Where’s that scalpel?!?! New technology could reduce number of surgical items left in patients – National Consumers League

Every year 4,000 patients end up with “retained surgical items” left in their bodies after surgery, the vast majority are sponges used to soak up blood. These “retained” items can cause lifelong distress and discomfort. New technology and sponge counting methods are available to make it easier to address the problem, but hospitals are resisting. Dr. Verna Gibbs, a professor of surgery at the University of Calfornia, San Francisco, is director of “NoThing Left Behind” a national surgical patient safety project. The New York Times recently reported that all sorts of tools are left in patients by mistake – not only sponges, which account for 2/3 of the left items, but clamps, scalpels, and even scissors!

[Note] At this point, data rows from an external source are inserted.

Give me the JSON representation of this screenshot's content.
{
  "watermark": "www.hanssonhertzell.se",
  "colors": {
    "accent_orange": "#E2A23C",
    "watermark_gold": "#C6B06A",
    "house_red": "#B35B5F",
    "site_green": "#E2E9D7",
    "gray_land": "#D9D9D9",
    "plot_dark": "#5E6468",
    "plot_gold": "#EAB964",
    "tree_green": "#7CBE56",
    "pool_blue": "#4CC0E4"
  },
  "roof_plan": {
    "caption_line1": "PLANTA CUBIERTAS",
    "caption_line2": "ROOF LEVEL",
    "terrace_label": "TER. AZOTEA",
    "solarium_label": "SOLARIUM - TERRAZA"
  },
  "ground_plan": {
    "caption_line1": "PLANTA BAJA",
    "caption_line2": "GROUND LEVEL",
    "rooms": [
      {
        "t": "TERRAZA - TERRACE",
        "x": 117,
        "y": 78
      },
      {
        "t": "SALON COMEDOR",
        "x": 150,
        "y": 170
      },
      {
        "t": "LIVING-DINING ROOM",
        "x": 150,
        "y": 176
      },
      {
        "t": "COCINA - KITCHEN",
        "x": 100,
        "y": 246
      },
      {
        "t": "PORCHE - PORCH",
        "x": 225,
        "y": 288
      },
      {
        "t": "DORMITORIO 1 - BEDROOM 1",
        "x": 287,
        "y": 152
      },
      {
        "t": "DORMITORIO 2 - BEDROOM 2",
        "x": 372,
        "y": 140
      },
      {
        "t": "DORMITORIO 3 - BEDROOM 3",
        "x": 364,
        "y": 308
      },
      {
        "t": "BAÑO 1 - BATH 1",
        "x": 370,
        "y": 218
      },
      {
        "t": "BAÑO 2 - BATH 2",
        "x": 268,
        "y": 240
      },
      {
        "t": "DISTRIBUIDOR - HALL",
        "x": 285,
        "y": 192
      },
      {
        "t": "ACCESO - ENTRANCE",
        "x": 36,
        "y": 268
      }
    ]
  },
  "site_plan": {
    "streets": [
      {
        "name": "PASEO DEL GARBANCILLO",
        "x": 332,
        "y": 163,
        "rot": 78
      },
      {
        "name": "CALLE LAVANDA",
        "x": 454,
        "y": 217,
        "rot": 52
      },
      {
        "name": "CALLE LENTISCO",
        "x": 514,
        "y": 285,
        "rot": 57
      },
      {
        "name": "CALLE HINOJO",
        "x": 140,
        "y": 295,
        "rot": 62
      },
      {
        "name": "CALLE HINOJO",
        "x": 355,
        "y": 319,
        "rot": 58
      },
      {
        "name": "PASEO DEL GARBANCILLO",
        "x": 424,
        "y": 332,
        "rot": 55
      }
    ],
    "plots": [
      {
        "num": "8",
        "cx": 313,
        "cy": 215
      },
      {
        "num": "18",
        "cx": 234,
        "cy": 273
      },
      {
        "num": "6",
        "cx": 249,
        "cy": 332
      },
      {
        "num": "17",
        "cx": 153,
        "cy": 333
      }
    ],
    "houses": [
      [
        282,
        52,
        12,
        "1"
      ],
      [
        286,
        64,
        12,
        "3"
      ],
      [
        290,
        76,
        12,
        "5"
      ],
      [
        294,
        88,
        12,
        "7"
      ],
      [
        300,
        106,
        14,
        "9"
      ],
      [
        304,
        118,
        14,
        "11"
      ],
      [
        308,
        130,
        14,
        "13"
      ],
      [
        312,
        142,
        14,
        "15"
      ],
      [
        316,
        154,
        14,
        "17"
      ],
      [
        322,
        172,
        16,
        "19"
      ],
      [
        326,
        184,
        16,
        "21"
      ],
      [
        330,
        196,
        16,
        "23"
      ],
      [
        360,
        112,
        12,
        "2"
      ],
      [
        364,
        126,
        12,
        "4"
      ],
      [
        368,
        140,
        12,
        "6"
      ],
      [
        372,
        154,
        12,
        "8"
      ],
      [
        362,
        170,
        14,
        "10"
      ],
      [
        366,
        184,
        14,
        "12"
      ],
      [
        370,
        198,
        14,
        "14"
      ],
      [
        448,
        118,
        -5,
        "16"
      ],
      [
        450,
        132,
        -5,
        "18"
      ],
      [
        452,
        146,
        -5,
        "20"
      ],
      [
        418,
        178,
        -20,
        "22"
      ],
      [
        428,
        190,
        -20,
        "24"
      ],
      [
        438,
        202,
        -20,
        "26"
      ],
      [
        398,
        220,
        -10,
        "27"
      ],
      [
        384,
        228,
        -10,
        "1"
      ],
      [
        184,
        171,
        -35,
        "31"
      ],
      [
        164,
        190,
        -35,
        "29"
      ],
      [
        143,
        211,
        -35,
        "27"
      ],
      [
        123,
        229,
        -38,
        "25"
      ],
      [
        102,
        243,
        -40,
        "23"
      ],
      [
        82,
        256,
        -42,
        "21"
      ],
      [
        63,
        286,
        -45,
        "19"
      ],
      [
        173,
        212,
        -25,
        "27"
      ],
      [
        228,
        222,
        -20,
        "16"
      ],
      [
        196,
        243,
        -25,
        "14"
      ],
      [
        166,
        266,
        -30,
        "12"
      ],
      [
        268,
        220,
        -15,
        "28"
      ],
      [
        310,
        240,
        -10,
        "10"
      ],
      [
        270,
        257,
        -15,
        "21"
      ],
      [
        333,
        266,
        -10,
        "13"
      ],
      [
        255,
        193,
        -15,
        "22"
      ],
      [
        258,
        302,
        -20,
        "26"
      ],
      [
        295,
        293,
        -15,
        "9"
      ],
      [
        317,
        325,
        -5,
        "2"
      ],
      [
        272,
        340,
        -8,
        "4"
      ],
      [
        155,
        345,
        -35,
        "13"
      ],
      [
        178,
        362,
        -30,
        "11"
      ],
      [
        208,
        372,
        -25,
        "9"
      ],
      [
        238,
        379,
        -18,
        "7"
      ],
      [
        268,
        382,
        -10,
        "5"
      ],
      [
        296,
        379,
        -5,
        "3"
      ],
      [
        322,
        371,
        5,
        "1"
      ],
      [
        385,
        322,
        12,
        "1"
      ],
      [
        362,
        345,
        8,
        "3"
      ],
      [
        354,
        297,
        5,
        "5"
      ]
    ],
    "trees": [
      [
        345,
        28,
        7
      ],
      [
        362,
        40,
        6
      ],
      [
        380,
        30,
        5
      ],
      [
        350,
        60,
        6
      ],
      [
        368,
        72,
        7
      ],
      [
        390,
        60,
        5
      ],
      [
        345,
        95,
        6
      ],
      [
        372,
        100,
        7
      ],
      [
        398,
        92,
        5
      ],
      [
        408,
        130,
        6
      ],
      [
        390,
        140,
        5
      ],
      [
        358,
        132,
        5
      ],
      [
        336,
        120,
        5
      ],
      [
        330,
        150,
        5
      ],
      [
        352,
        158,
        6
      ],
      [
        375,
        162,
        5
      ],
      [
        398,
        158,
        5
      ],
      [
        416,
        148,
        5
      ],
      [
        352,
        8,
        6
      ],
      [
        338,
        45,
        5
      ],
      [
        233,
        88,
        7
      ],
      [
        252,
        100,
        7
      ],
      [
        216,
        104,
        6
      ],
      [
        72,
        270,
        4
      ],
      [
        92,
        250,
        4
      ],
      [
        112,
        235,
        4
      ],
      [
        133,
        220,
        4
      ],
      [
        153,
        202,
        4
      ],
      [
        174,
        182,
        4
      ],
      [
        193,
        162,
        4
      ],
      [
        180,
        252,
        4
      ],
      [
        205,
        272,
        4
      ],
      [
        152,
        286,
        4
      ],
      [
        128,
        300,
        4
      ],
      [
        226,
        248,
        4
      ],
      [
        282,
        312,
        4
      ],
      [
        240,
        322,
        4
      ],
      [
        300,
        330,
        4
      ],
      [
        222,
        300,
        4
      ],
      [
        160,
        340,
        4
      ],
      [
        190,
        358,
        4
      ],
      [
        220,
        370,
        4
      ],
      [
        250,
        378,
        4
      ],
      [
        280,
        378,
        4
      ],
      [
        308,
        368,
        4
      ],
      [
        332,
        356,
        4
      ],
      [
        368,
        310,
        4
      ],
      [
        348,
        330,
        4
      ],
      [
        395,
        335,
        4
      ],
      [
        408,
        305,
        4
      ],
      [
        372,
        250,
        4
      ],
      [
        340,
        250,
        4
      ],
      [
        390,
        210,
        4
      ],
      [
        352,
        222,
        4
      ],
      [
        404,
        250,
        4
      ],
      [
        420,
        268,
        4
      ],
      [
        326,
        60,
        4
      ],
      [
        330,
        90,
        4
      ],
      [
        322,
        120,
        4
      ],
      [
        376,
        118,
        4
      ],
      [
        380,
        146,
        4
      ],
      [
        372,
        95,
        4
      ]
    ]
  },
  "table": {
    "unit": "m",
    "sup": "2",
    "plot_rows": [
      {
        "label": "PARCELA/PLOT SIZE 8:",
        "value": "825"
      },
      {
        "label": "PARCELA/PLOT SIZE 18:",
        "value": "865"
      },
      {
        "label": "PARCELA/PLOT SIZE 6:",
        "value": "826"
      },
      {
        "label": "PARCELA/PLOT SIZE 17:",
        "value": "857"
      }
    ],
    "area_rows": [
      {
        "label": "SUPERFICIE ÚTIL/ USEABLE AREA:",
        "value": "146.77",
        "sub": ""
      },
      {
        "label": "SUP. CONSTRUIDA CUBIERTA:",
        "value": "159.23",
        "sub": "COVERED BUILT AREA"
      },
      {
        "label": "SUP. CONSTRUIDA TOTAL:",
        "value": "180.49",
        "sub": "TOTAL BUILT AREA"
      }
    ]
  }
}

The new technologies include radio-frequency tags, which tracks use of sponges with a tiny radio frequency tag. When the operation is complete, a detector alerts the surgery team if any sponges are inside the patient and is very effective in spotting things left behind. Another tracking system relies on bar codes for every sponge, but apparently, according to the Times, fewer than 1 percent of hospitals employ it. One doctor quoted in the article was sued before he became an advocate of electronic tracking, and now he won’t do surgery without the technology at work to make sure he and his team don’t leave any “retained’ items inside patients. Why don’t more hospitals use this technology? “In my heart, I think it comes down to hospitals not wanting to spend the extra 10 bucks,” he told the Times. That’s troubling, especially when $10 per operation cost for the added technology could save millions in malpractice costs.

Professor Gibbs says technology should be used in combination with other methods for accountability among surgery teams. Sure, the whole team must be involved in making sure items are not left inside patients, but technology can help a lot. Hospitals should be adopting it across the board because it’s the most foolproof way – in a system full of potential human errors – to protect patients. It’s that simple.